Come scrive il poeta Giuseppe Conte: <<Il bene del mondo, della natura e degli uomini è la continuità, la fusione amorosa; il male è la impossibilità di assurgere a una gioia stabile, a una condizione felice che non sia quella del sogno>>. Tutto muta nelle sospensioni naturali delle stagioni, cosicché il destino mortale degli uomini si slancia verso la redenzione, purtroppo inattingibile. Sembra quasi che la difficoltà di questo sacro inseguimento abbia radici d’ombra, in una forma in cui <<la dialettica dell’infinito desiderio e di limiti finiti tentano di sconfiggere il desiderio>> (Harold Bloom).

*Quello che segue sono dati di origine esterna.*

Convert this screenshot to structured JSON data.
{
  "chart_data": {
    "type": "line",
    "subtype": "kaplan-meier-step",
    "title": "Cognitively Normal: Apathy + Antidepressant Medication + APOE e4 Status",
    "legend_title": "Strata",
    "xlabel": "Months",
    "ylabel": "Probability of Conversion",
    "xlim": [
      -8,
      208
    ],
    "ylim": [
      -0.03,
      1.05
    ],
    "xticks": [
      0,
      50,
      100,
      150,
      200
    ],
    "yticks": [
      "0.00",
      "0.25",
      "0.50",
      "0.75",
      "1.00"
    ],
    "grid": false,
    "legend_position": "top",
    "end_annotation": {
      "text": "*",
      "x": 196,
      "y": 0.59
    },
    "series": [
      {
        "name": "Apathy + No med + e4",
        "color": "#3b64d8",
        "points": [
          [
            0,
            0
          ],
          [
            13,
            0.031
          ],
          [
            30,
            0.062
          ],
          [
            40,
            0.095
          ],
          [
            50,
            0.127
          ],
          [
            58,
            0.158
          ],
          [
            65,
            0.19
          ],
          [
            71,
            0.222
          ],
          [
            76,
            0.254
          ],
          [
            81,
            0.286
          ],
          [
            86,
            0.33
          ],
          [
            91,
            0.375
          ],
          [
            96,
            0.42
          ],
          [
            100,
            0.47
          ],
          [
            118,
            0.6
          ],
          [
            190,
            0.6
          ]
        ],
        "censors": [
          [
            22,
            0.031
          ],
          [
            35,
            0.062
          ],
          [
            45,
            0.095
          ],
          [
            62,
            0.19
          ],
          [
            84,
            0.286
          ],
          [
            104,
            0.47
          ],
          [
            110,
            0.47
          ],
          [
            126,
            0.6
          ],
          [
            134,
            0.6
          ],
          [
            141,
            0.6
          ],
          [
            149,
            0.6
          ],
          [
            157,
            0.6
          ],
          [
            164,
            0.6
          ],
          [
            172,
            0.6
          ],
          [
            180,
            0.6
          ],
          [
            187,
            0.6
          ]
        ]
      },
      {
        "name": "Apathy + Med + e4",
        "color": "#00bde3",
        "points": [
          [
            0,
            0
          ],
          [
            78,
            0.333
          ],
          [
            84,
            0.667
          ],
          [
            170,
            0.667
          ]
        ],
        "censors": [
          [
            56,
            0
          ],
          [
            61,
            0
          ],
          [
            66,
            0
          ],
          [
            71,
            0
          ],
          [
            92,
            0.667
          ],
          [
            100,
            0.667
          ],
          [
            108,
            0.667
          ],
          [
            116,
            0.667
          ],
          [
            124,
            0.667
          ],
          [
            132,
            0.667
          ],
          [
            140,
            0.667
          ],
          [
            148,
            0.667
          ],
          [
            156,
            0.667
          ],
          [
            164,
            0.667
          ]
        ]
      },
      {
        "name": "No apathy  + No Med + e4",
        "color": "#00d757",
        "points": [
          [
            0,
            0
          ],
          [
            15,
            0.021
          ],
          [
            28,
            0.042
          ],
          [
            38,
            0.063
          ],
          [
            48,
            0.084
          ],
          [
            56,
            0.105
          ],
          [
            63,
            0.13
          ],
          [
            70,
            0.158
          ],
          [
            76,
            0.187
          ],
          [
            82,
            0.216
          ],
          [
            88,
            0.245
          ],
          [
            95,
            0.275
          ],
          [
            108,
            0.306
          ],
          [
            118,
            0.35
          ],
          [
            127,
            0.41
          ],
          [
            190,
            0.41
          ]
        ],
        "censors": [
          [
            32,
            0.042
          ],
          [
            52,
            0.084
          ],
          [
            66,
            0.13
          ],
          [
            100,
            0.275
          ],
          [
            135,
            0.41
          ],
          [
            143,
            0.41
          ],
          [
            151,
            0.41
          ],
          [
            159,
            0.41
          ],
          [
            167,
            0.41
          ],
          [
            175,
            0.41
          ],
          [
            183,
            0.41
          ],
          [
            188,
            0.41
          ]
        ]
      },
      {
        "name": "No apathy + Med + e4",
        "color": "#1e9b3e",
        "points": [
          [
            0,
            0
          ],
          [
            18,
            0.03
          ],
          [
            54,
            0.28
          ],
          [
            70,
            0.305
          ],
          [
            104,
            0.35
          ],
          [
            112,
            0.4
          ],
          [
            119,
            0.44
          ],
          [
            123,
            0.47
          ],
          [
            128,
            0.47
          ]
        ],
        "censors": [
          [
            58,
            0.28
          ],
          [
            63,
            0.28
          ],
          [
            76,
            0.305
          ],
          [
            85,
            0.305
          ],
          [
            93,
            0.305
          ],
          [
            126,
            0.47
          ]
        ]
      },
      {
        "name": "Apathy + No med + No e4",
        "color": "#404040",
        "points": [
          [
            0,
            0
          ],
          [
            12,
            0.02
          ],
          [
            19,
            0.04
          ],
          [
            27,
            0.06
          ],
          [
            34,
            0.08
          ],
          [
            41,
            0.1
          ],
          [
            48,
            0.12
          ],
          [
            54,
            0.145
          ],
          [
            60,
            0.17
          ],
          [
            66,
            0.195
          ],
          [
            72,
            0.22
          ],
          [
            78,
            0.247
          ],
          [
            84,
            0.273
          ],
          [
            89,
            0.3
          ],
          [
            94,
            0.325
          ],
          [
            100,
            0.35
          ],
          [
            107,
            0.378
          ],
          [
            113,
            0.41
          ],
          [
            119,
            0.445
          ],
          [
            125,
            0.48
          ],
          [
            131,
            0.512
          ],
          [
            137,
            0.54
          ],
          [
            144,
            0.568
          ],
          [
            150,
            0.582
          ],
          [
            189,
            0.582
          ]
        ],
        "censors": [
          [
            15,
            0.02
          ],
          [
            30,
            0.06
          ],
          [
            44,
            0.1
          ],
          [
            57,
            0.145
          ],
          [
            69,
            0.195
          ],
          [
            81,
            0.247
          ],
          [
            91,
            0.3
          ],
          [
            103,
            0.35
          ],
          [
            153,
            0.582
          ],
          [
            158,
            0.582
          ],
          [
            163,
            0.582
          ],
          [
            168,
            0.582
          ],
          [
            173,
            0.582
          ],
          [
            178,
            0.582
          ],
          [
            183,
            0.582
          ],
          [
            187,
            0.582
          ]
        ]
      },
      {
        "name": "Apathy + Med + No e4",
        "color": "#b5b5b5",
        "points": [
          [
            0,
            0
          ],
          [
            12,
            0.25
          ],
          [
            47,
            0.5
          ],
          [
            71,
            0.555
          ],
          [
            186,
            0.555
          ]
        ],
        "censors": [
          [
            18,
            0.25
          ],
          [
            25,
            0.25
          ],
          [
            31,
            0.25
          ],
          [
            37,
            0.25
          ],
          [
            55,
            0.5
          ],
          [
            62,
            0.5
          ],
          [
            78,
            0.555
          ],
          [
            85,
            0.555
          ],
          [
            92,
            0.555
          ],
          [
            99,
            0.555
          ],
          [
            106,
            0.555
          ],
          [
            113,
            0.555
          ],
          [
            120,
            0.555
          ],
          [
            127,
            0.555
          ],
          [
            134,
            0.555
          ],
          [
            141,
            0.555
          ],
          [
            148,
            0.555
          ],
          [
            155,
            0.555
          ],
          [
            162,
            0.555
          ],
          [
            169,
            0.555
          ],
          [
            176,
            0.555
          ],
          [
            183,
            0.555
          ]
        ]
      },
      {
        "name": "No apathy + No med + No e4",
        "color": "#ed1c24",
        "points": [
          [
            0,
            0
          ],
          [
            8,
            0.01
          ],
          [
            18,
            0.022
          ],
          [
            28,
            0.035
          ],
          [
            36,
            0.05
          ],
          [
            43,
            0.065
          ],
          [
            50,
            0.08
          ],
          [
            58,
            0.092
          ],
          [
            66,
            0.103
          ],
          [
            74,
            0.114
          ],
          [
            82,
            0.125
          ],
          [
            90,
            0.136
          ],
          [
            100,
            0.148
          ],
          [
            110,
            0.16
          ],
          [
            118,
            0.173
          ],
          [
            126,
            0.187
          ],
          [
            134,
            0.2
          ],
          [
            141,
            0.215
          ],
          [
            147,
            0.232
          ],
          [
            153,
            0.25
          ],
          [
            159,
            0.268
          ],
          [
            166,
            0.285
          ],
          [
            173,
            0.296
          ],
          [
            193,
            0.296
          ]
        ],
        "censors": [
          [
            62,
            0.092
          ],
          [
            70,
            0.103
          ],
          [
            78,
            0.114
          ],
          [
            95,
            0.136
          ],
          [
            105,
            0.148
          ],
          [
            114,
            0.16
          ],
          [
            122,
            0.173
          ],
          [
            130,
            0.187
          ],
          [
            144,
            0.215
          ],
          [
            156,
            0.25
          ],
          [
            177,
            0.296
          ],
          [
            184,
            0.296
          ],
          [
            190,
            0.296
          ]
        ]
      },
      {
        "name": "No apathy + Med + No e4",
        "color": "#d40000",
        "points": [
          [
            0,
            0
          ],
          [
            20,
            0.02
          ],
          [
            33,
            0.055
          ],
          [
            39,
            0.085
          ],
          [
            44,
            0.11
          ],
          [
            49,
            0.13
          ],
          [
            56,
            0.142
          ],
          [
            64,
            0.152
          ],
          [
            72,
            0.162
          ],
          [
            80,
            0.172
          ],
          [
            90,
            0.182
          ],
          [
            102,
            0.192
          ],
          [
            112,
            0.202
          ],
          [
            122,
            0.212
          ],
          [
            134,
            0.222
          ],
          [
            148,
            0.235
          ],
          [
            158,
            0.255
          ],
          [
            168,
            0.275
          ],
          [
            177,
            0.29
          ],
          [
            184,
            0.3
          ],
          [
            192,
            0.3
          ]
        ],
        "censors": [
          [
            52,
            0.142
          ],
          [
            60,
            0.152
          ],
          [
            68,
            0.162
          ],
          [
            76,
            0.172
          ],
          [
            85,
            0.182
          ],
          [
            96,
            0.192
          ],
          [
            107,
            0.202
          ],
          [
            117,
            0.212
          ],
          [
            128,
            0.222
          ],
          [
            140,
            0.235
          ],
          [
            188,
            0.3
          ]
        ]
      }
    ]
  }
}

Una allegoria di Spiriti combattenti, il Primo ricorda al Secondo la permanente esistenza delle ombre che tarpano le sue fughe dalla luce, pur riconoscendo la prepotente bellezza dei suoni e  dei colori, (<<Un’ombra è sulle tracce del tuo volo di fuoco. La notte viene>>), Il Secondo avverte l’infinita potenza del suo Desiderio, attraversabili anche nelle oscurità, nel risveglio ricolmo di alba, un’alba umana, profondamente radicata nella vita: <<e una forma argentina, al suo primo amore/ simile, passa con selvaggi luminosi capelli/ e quando si risveglia sopra l’erba fragrante/ La notte è giorno>>. Il contrasto tra la sua misura visionaria e l’afflizione di un destino mortale, che la poesia cerca di innalzare nella sua primordiale attrattiva cosmica, vive di un panteismo generoso e ingenuo, forse retorico in alcune venature, che non è paragonabile a quella tattilità musicale e molteplice di D’Annunzio, come già vide Emilio Cecchi nel suo saggio sul Romanticismo Inglese, ma che si proietta verso un itinerario filosofico tout court, in quanto intuizione del reale nella totalità, come testimoniato nell’Ode al Vento di Ponente.

Scriverà Oscar Wilde nel 1897: <<Il posto di Cristo è veramente con i poeti […] . E’ vero, Shelley e Sofocle fanno parte della sua compagnia>>.